Speakers also argued a series of other fine points.
• A proposed policy change to limit the use of Tasers—only one Taser and one Taser cycle against one person at a time, and no longer against the mentally ill—still technically allows the weapon to be used against people passively resisting the cops.
• There are concerns the Community Police Relations Committee, which would be subsumed by a new 15-member oversight board, will lose its longtime work helping ease racial bias in the bureau and racial tensions with members of the community. (Adams promised he wouldn't let that happen.)
• Police Review Board hearings remain closed to the public—even to the person who may have been wronged in a misconduct case—but not the officer who's been accused.
• Advisory committees working with the cops on training changes and on mental health crisis training and response ought to specifically include survivors and family members personally familiar with mental illness—not just academics and experts.
• There won't be enough time or resources to conclude appeals of misconduct cases in the 21 days spelled out in the settlement.
• Because Adams has yet to ask council how to fund the $5 million-plus in annual ongoing costs associated with the deal, advocates also worry that finding money for the agreement will sap funding from other social services already working to limit the exposure people in crisis have to police.
• The compliance officer/community liaison in charge of making sure the city does what it promised doesn't have the power of a court-appointed monitor—someone who could make direct and immediate changes without having to run between the city and the feds. (Fish seemed interested in exploring this—asking for examples of other cities that have monitors; two of them include Seattle and New Orleans.)
"This is your opportunity for true community consensus on the use of force policy and to achieve a true lasting change in the way the public safety system engages the community," said the ACLU's Becky Straus "It's our grave concern the agreement does not reflect that.... There's no independent monitor.

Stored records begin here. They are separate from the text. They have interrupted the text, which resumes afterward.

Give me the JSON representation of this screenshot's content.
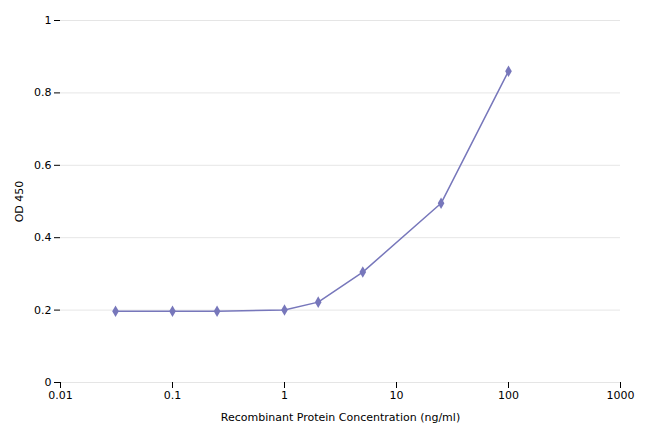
{
  "chart_data": {
    "type": "line",
    "x": [
      0.031,
      0.1,
      0.25,
      1.0,
      2.0,
      5.0,
      25.0,
      100.0
    ],
    "values": [
      0.197,
      0.197,
      0.197,
      0.2,
      0.222,
      0.305,
      0.495,
      0.86
    ],
    "color": "#7777bb",
    "marker": "diamond",
    "xlabel": "Recombinant Protein Concentration (ng/ml)",
    "ylabel": "OD 450",
    "log": "x",
    "xlim": [
      0.01,
      1000
    ],
    "xticks": [
      0.01,
      0.1,
      1,
      10,
      100,
      1000
    ],
    "ylim": [
      0,
      1
    ],
    "yticks": [
      0,
      0.2,
      0.4,
      0.6,
      0.8,
      1
    ],
    "grid": "y"
  }
}
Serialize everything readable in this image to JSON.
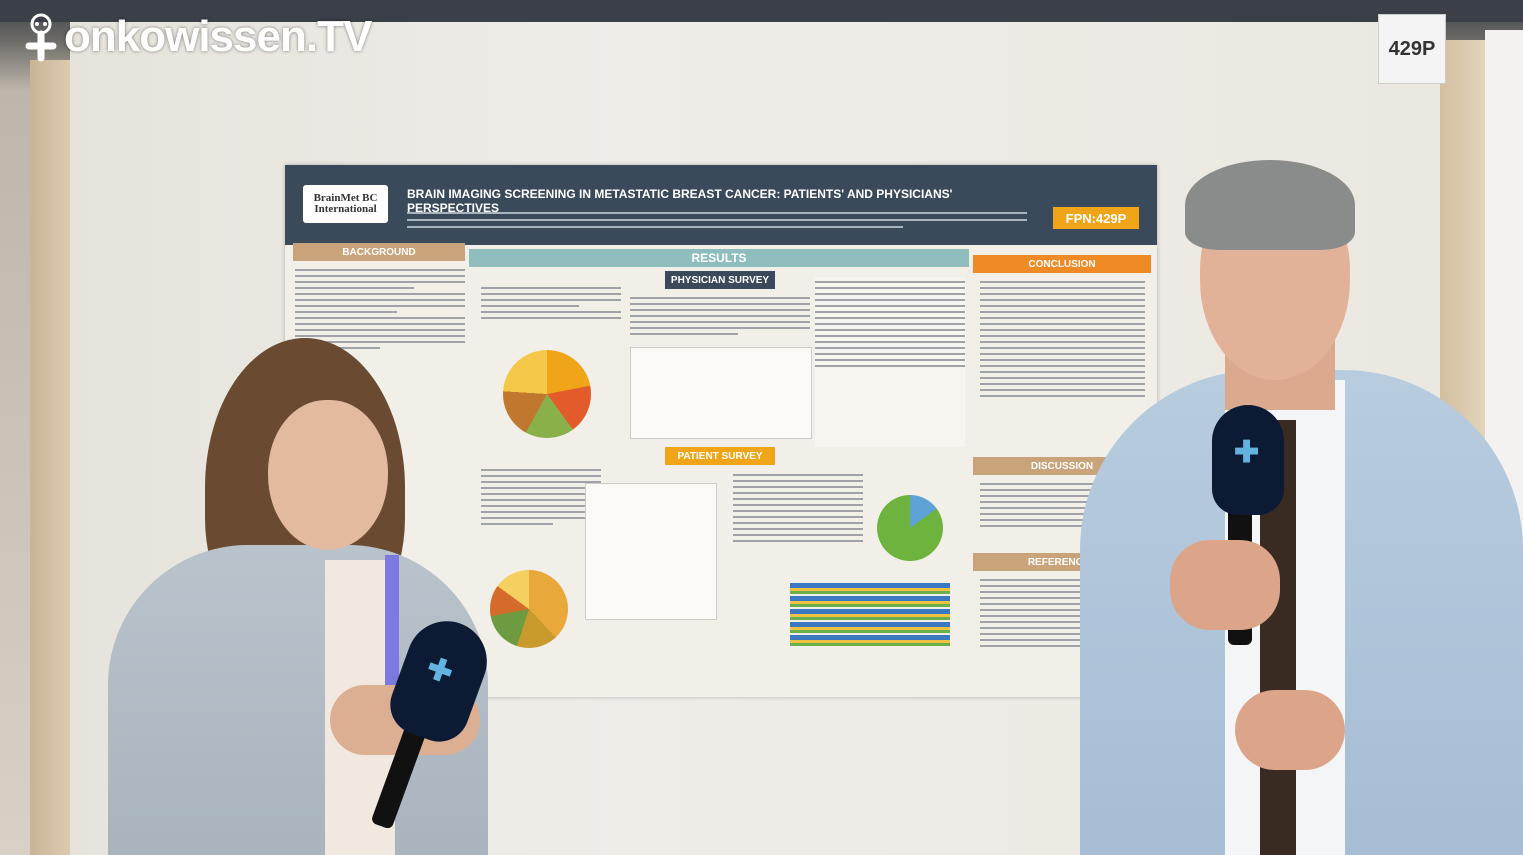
{
  "watermark": {
    "text": "onkowissen.TV",
    "icon": "owl-cross-icon"
  },
  "booth_tag": "429P",
  "poster": {
    "logo_text": "BrainMet BC International",
    "title": "BRAIN IMAGING SCREENING IN METASTATIC BREAST CANCER: PATIENTS' AND PHYSICIANS' PERSPECTIVES",
    "code": "FPN:429P",
    "sections": {
      "background": "BACKGROUND",
      "results": "RESULTS",
      "physician_survey": "PHYSICIAN SURVEY",
      "patient_survey": "PATIENT SURVEY",
      "conclusion": "CONCLUSION",
      "discussion": "DISCUSSION",
      "references": "REFERENCES"
    },
    "colors": {
      "header": "#3b4a5a",
      "orange": "#f08a24",
      "teal": "#8fbdbd",
      "brown": "#c9a37a"
    }
  }
}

There's not enough accountability to ensure that what's mandated will ever be actualized."
The hearing did help clarify other lingering questions in how the deal will be interpreted and enforced. City Attorney James Van Dyke said the language in whatever is approved, not off hand conversations or anyone's informally stated intentions, will be the law.
Deputy City Attorney David Woboril, who specializes in police training and use of force issues, spent several minutes alongside Chief Reese discussing the implications of changes to the city's overall use of force policy, which would remain, like its old one, stricter than the Constitution in what kinds of force are allowed and when.
In what Woboril described as a first for the nation, our cops will be trained to evaluate a confrontation and choose—among a range of reasonable options for force—the option that either requires no force or the least amount possible. And in another shift, they'll be judged more on their decision making than the actual amount of force they wind up using.
"We'll never be able to determine the least amount of force possible," Woboril says. "That's been a conundrum for law enforcement all across the country. You can ask the oficer to articulate their tinking and evaluate the quality of the choices they made given the information available. The officer's thinking needs to be in pursuit of the goal of using lower levels of force and avoiding force altogether."
Adams hopes to have most of the ideas for changes in hand by Tuesday, so he can run them past the feds and then get them back to his colleagues in time to have them ready by Thursday's hearing.
Dr. James Kahan, a volunteer on the bureau's crisis training advisory council and critic of the Campbell shooting, said he was glad the federal probe got Reese and others listening to suggestions "we've been making... on the advisory board for years."
"There are enough people who have an honest stake who have not been heard," he said.